Léon Marchand visé par des insultes après son refus de prendre position en politique
Par la rédaction Le Rempart
Interrogé dimanche 30 août 2026 dans le 20 Heures de France 2, Léon Marchand a refusé de s'engager politiquement. Le nageur toulousain est depuis la cible d'insultes sur les réseaux sociaux, allant jusqu'aux qualificatifs de « sale blanc » et de « fasciste ».

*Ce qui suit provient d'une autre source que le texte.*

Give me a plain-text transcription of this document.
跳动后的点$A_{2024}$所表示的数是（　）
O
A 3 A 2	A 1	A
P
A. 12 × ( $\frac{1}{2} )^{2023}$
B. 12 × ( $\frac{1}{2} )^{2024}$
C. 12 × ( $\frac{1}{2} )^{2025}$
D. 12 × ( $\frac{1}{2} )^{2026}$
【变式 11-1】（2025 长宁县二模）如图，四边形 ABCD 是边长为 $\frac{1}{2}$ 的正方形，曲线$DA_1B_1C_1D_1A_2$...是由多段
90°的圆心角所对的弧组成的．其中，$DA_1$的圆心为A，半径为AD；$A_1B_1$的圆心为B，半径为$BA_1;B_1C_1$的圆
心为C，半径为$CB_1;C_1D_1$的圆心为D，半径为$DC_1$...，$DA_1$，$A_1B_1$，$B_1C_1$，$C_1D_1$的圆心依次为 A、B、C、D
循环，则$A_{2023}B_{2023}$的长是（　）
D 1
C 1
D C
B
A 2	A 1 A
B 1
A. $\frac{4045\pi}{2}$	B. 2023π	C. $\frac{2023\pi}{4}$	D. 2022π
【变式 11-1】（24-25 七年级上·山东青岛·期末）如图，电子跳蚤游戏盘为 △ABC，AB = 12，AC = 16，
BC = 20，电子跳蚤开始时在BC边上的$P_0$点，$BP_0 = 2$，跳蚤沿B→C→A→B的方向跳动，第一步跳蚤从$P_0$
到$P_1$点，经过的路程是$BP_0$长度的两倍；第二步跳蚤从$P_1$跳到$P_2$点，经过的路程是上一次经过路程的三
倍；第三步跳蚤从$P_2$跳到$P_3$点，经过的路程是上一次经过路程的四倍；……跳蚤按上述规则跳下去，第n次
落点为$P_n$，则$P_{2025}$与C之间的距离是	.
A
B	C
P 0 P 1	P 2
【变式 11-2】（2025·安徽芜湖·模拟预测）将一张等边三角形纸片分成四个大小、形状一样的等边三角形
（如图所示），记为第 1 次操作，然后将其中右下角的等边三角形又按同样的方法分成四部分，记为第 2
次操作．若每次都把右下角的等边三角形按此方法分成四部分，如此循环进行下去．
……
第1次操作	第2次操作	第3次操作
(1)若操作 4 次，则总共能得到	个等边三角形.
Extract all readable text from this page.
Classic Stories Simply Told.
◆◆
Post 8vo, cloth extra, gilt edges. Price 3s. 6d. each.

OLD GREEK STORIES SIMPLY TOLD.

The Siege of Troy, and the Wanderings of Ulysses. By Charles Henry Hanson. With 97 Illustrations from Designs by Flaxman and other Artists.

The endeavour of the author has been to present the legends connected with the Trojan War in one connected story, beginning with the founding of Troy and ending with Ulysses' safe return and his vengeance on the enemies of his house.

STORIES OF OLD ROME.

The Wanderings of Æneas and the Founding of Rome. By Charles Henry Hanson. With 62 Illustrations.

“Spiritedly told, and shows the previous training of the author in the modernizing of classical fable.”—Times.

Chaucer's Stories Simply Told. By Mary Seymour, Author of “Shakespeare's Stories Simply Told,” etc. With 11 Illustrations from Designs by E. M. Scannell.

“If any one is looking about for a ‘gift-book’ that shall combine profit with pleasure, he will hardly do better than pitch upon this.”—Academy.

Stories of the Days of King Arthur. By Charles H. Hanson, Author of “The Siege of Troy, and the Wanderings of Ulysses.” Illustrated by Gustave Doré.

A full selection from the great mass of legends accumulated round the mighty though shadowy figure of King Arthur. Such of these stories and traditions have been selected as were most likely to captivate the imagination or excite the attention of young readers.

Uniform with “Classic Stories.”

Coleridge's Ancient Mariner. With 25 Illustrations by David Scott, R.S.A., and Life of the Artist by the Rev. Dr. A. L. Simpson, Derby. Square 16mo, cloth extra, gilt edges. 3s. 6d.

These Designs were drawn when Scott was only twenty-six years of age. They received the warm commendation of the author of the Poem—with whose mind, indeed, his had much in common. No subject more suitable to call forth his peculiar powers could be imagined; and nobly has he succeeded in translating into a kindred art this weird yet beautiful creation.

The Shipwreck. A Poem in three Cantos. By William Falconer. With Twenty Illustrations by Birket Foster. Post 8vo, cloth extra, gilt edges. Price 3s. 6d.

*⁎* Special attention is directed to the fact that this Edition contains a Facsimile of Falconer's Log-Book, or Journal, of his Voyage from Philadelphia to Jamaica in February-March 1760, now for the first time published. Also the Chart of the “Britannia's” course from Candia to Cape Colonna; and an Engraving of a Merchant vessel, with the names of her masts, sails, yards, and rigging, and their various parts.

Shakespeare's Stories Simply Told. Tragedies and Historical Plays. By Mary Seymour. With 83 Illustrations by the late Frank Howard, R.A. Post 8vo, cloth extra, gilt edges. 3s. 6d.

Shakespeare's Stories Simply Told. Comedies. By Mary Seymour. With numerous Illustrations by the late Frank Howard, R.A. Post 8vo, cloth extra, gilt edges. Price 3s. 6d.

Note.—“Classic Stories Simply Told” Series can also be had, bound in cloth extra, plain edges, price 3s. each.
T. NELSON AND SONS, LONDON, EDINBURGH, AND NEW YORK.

Quelques phrases prononcées devant les caméras du 20 Heures de France 2, dimanche 30 août 2026, ont suffi à placer Léon Marchand au centre d'une polémique. Le nageur toulousain, aux 13 médailles d'or, était invité sur le plateau dans le cadre de la diffusion de sa série documentaire. Interrogé par la journaliste Sonia Chironi sur les prises de position politiques d'autres sportifs français, il a choisi de ne pas entrer dans le débat. Un refus qui lui vaut désormais d'être la cible d'insultes sur les réseaux sociaux.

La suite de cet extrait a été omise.